Le troisième composant est le poste de contrôle et de pilotage. Ce poste, placé dans l'abri en surface, comprend le pupitre de commande du vecteur et le matériel de visualisation. Un convertisseur numérique-vers-analogique branché en parallèle à la sortie du multiplexeur/démultiplexeur transcrit le signal vidéo numérique en signal vidéo analogique classique. Nos réflexions sur le sujet nous font conseiller une cadence de 8 images/s, suffisante, comme en témoignent les dessins animés japonais, pour créer l'impression de mouvement. L’opérateur peut ainsi suivre sur le moniteur l’évolution du vecteur et enregistrer les vues sur bandes VHS. Ce principe de partage de temps est très appréciable, eu égard à la masse d’informations à transmettre (ordres, images en aller et retour).
Traîne numérique
La traîne est le cordon ombilical liant le vecteur à l’abri en surface et remplit plusieurs fonctions.

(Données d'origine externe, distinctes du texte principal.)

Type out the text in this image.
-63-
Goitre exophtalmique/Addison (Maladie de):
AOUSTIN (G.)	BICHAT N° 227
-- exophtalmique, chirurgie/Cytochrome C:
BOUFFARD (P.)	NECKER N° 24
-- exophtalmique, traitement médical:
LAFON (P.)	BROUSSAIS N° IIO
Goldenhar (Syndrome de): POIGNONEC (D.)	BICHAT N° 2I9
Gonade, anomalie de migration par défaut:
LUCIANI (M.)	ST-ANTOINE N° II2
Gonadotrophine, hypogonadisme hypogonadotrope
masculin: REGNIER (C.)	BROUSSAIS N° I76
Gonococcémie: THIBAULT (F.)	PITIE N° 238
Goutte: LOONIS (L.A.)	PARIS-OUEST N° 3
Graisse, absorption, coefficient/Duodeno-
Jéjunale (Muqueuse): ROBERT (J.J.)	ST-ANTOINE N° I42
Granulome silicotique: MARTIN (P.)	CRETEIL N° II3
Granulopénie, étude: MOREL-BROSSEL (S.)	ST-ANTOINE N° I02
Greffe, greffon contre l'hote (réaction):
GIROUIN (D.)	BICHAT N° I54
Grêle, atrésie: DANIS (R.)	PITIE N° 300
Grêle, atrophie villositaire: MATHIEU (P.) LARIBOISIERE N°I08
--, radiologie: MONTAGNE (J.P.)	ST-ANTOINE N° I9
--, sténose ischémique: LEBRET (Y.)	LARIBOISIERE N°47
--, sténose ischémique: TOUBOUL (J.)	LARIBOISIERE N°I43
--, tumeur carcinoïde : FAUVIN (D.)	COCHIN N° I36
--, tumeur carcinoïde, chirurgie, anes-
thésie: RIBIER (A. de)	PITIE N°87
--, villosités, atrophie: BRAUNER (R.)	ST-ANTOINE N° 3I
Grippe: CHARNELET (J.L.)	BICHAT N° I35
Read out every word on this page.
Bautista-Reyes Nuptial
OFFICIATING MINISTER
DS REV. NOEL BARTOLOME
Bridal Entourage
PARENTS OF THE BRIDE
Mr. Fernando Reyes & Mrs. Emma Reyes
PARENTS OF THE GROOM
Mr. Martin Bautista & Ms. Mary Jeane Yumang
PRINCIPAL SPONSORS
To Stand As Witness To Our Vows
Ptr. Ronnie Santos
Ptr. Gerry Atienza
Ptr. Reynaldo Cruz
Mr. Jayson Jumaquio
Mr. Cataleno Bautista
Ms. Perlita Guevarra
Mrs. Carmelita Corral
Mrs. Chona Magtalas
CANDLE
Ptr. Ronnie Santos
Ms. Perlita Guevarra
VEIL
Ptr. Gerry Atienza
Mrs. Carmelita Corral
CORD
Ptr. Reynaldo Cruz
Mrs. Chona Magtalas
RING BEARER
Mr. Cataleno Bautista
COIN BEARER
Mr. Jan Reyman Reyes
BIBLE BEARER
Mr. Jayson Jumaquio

Elle apporte l'énergie au vecteur de diagnostic, elle envoie les ordres et les commandes du poste de pilotage vers le vecteur, elle transmet les images et les données collectées par le vecteur vers la cabine en surface, avec de grands débits et sur de longues distances (plusieurs kilomètres). Pour réaliser ces performances, la technologie des fibres optiques devient indispensable, ce qui impose certaines précautions quant à leur mise en œuvre sur chantier : protections, rayons de courbure minimaux et conditions de stockage (figure 3).
Centre de calcul
Étant donné la masse d’informations à gérer et à mettre en forme, il est plus judicieux de traiter les données a posteriori, en différé. Un centre de calcul centralise les images prélevées dans la journée par les équipes de chantiers, les digère et les archive (figure 4). En parallèle, les éléments caractéristiques de l’inspection de diagnostic sont mis en valeur par un traitement PAO (figure 5).
Conclusion
Le saut technologique que nous préconisons pourrait résoudre une partie des questions posées par le diagnostic des canalisations d'assainissement, notamment en ce qui concerne la partie diagnostic géométrique. Des expérimentations seraient à mener sur le terrain pour valider le concept et vérifier la bonne tenue du matériel informatique et électronique en conditions de chantier. Mais l’enjeu en vaut la peine, car passer du standard analogique au standard numérique, c'est accéder aux capacités de puissance, de gestion et de rapidité de l'informatique.
Bibliographie
La bibliographie sera fournie par l'auteur aux lecteurs intéressés.